The world's largest publisher and distributor of children's books, Scholastic earned nearly $337 million last year from the book clubs, which it inaugurated in 1948. The company estimates that three-quarters of US elementary school teachers - and more than 2.2 million children - participate annually in the clubs.

Over the decades, the program has won praise for encouraging children to read by offering discounted books they order through their teachers, who in turn can qualify for further deals on books and other classroom materials.

However, the Boston-based Campaign for a Commercial-Free Childhood - a national coalition of educators, healthcare professionals, and parents - launched a protest campaign yesterday, asserting that Scholastic has exploited its access to schools by marketing an array of nonbook products in its monthly book club fliers.

Items pitched to elementary school students include M&M's Kart Racing Wii video game, an "American Idol" event planner, the SpongeBob SquarePants Monopoly computer game, lip gloss rings, Nintendo's Baby Pals video game, Hannah Montana posters, and the Spy Master Voice Disguiser.

The campaign said about one-third of the items for sale in Scholastic's elementary and middle school book clubs were either not books or were books packaged with other items such as jewelry, toys, and makeup.

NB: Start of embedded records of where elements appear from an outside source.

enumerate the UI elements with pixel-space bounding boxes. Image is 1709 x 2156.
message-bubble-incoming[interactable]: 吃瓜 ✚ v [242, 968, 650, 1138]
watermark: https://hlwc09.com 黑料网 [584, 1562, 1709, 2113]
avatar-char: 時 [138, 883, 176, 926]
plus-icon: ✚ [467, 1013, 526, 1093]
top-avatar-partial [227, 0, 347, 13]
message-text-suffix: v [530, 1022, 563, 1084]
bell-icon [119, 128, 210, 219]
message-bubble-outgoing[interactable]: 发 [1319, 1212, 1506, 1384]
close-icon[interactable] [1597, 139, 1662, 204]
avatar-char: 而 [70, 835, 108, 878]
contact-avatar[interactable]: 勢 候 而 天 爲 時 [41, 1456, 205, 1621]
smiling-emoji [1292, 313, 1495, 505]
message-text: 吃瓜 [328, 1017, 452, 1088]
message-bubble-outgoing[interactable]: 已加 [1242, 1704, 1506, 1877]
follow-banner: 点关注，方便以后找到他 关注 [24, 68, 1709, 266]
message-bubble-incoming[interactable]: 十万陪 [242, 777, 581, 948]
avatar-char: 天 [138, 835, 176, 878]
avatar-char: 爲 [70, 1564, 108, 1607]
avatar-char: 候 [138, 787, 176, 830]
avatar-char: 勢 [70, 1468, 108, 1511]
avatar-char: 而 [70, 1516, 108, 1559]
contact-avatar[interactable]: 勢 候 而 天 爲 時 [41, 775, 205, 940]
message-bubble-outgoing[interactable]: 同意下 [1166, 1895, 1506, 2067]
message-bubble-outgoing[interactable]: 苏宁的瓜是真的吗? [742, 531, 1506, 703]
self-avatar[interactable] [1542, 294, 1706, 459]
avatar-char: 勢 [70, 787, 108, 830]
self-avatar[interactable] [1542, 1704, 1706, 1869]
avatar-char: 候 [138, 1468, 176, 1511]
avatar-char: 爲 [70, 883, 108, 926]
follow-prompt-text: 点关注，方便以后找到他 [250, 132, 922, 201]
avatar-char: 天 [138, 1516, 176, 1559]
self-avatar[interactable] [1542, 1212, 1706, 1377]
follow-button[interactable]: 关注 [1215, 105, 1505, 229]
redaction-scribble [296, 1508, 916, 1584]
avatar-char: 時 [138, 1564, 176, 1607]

The group is running a e-mail campaign to urge Scholastic officials to make changes.

Judy Newman, a Scholastic executive vice president who oversees the book clubs, defended the program and indicated it would not be changed in response to the protest. The toys and other nonbook items were included in the fliers primarily to help spark student interest in the books, she said.

"We're losing kids' interest [in reading]. We have to keep them engaged," Newman said.